7 Weeks After
7 Weeks After
Just seven weeks after Joseph’s March 1842 Masonic initiation, Joseph introduced the LDS endowment ceremony in May 1842.
CES Letter, Page 107
Freemasonry in Nauvoo offers too little, too late to serve as the starting point and principal source of inspiration for the major doctrines and teachings relating to priesthood and temple ordinances.
Joseph Smith encouraged Nauvoo Masonry at least in part to help those who would later receive temple ordinances. For instance, Joseph Fielding, an endowed member of the Church who joined Freemasonry in Nauvoo, said: “Many have joined the Masonic institution. This seems to have been a stepping stone or preparation for something else, the true origin of Masonry” — i.e., in ancient priesthood ordinances (Cited in A. F. Ehat, “They Might Have Known,” p. 145).
One aspect of this preparation apparently had to do with the general idea of respecting covenants of confidentiality. In addition, the rituals of the Lodge enabled Mormon Masons to become familiar with symbols, forms, language, and patterns they would later encounter in the Nauvoo temple.
Although Freemasonry is not a religion and, in contrast to Latter-day Saint temple ordinances, does not claim saving power for its rites, threads relating to biblical themes of exaltation are evident in some Masonic rituals. For example, in the ceremonies of the Royal Arch degree of the York rite, candidates pass through a series of veils and eventually enter into the divine presence. Such language echoes New Testament teachings (e.g., Hebrews 6:18–20; Revelation 1:6, 3:21, 5:10).
Joseph Smith’s revelations contain many unmistakable references to significant components of priesthood and temple doctrines, authority, and ordinances. Many of these date to the early 1830s, a decade or more before the Prophet began bestowing temple blessings on the Saints in Nauvoo.
Eminent Yale literary critic Harold Bloom asserted that Smith’s “religion-making imagination” was of the “unfolding” rather than the evolving type, that his religious system did not transform so much by the incorporation of others’ ideas but by the progressive outworking of his original vision.
The Nauvoo temple ordinances should not be regarded as a new and surprising development so much as the full-fledged blossoming of ideas and priesthood authority that had already budded in Kirtland — or even, arguably, when Joseph Smith experienced his First Vision, which Don Bradley sees as Joseph Smith’s initiation as a seer and as constituting a kind of heavenly endowment.
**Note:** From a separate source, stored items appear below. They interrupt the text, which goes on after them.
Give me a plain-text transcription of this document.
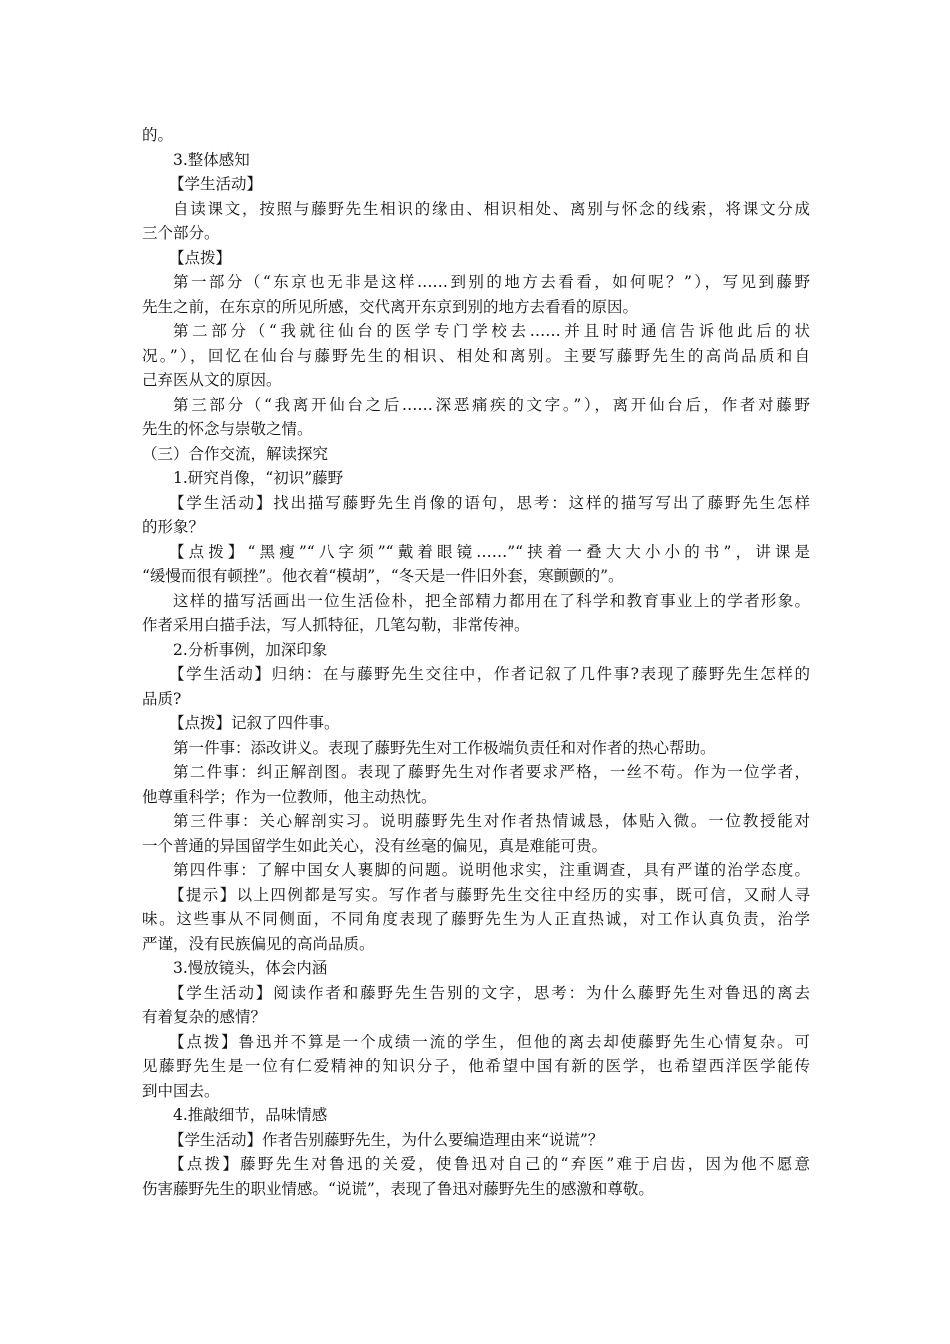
的。
3.整体感知
【学生活动】
自读课文，按照与藤野先生相识的缘由、相识相处、离别与怀念的线索，将课文分成
三个部分。
【点拨】
第一部分（“东京也无非是这样……到别的地方去看看，如何呢？”），写见到藤野
先生之前，在东京的所见所感，交代离开东京到别的地方去看看的原因。
第二部分（“我就往仙台的医学专门学校去……并且时时通信告诉他此后的状
况。”），回忆在仙台与藤野先生的相识、相处和离别。主要写藤野先生的高尚品质和自
己弃医从文的原因。
第三部分（“我离开仙台之后……深恶痛疾的文字。”），离开仙台后，作者对藤野
先生的怀念与崇敬之情。
（三）合作交流，解读探究
1.研究肖像，“初识”藤野
【学生活动】找出描写藤野先生肖像的语句，思考：这样的描写写出了藤野先生怎样
的形象？
【点拨】“黑瘦”“八字须”“戴着眼镜……”“挟着一叠大大小小的书”，讲课是
“缓慢而很有顿挫”。他衣着“模胡”，“冬天是一件旧外套，寒颤颤的”。
这样的描写活画出一位生活俭朴，把全部精力都用在了科学和教育事业上的学者形象。
作者采用白描手法，写人抓特征，几笔勾勒，非常传神。
2.分析事例，加深印象
【学生活动】归纳：在与藤野先生交往中，作者记叙了几件事?表现了藤野先生怎样的
品质?
【点拨】记叙了四件事。
第一件事：添改讲义。表现了藤野先生对工作极端负责任和对作者的热心帮助。
第二件事：纠正解剖图。表现了藤野先生对作者要求严格，一丝不苟。作为一位学者，
他尊重科学；作为一位教师，他主动热忱。
第三件事：关心解剖实习。说明藤野先生对作者热情诚恳，体贴入微。一位教授能对
一个普通的异国留学生如此关心，没有丝毫的偏见，真是难能可贵。
第四件事：了解中国女人裹脚的问题。说明他求实，注重调查，具有严谨的治学态度。
【提示】以上四例都是写实。写作者与藤野先生交往中经历的实事，既可信，又耐人寻
味。这些事从不同侧面，不同角度表现了藤野先生为人正直热诚，对工作认真负责，治学
严谨，没有民族偏见的高尚品质。
3.慢放镜头，体会内涵
【学生活动】阅读作者和藤野先生告别的文字，思考：为什么藤野先生对鲁迅的离去
有着复杂的感情？
【点拨】鲁迅并不算是一个成绩一流的学生，但他的离去却使藤野先生心情复杂。可
见藤野先生是一位有仁爱精神的知识分子，他希望中国有新的医学，也希望西洋医学能传
到中国去。
4.推敲细节，品味情感
【学生活动】作者告别藤野先生，为什么要编造理由来“说谎”？
【点拨】藤野先生对鲁迅的关爱，使鲁迅对自己的“弃医”难于启齿，因为他不愿意
伤害藤野先生的职业情感。“说谎”，表现了鲁迅对藤野先生的感激和尊敬。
Given Joseph Smith’s reluctance to share the details of the most sacred events and doctrines publicly, it is certainly possible he received specific knowledge about some temple matters even earlier than can be now documented. These matters include: 1) the narrative backbone, clothing, and covenants of the modern temple endowment, especially as described in the book of Moses (1830-1831); 2) the sequence of blessings of the oath and covenant of the priesthood described in D&C 84 (1832); and 3) priesthood keys and symbols expressed in keywords, names, signs, and tokens (from 1829).